Caster Semenya insists her times will get better. For now, she is running — and winning — again and that's what's important to her.
The South African who dazzled at last summer's world championships before becoming ensnared in a gender dispute resumed her low-key return to competition Sunday. She won a second straight 800-meter race in Finland in a time far slower than her world title run last August in Berlin.
"The race was pretty hard, the pace was fast for me," Semenya said. "It helped me to run a faster time, so I'm quite happy with the performance."
She cruised to victory at the Savo Games in her second race since was cleared to continue competing as a woman. She finished in 2 minutes, 2.41 seconds — almost two seconds faster than Thursday's comeback race at the Lappeenranta Games. Still, she was seven seconds slower than her national record of 1:55.45 at the 2009 worlds.
Semenya appeared relaxed before Sunday's race on a blustery day in the town of less than 8,000 people, 280 miles north of Helsinki.
She was in full control against a weak field. Britain's Marilyn Okoro, who might have offered some competition, pulled out before the race. Sofia Oberg of Sweden was a distant second in 2:04.27 and Anna Verhovskaya of Russia was third in 2:04.41.
Semenya said she lacks power, and her coach, Michael Seme, agreed.
"The speed is not there.
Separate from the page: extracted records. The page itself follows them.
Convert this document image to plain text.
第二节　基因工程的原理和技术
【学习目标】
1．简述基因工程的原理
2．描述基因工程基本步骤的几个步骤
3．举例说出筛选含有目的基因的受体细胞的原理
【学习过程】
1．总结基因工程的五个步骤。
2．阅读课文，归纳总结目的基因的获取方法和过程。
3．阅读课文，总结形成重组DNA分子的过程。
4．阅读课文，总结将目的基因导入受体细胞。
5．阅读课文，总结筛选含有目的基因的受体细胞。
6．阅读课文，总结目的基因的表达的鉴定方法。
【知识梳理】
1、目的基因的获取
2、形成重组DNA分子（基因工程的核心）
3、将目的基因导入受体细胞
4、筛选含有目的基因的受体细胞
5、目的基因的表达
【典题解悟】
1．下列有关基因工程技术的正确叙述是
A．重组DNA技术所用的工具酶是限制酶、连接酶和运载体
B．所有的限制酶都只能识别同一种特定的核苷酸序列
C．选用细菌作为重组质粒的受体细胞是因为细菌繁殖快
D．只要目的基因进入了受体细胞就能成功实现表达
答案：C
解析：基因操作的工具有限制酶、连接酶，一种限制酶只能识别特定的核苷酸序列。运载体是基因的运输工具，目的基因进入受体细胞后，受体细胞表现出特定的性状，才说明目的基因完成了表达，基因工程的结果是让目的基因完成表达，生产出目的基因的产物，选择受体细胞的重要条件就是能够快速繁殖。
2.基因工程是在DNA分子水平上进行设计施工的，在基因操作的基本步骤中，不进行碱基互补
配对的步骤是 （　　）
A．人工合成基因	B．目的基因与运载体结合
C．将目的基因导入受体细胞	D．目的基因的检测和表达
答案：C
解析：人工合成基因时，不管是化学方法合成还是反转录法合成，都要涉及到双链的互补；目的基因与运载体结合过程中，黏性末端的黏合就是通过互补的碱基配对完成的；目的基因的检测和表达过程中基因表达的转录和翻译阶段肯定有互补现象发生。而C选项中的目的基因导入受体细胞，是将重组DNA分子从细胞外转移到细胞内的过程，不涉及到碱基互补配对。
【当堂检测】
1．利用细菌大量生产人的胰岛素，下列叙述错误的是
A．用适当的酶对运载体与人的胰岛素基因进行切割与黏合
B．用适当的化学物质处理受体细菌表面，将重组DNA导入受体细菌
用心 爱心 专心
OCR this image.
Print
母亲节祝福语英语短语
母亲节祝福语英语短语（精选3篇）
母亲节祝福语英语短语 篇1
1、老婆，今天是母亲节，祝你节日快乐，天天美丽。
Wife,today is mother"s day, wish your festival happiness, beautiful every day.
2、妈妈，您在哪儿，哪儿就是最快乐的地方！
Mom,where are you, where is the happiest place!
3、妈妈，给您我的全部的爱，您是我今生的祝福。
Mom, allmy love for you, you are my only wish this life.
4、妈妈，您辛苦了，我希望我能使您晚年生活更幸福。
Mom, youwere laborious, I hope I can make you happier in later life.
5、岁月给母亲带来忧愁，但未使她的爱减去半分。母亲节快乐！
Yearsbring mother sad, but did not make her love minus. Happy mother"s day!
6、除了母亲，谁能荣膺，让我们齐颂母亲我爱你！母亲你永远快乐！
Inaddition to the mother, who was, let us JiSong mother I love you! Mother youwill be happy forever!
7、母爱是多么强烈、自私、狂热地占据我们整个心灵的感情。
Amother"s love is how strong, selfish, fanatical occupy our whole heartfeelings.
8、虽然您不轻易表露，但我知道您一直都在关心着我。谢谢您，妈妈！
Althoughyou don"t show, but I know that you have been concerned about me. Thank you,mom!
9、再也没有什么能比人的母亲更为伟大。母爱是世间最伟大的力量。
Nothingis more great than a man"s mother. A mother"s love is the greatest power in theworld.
It's still a long way," Seme said. "But it's going according to my plan."
During her 11-month layoff while she underwent gender testing, Seme and Harkonen tried to shield the 19-year-old. The meets in Finland helped to gently reintroduce her to the spotlight, as well as to competition.
"I'm pretty happy with the performance," Semenya said. "Starting with 2:04 and 2:02 is good."
Harkonen said the trip to Finland worked "100 percent," although he thought Sunday's wind made Semenya's run difficult.
Semenya's muscular appearance and dramatic improvement in times when she won the world championship gold in Berlin prompted gender tests by track and field's governing body. It's unclear if Semenya underwent any treatment during her 11 months away. But after months of negotiations between her lawyers and the IAAF, she was allowed to run as a woman.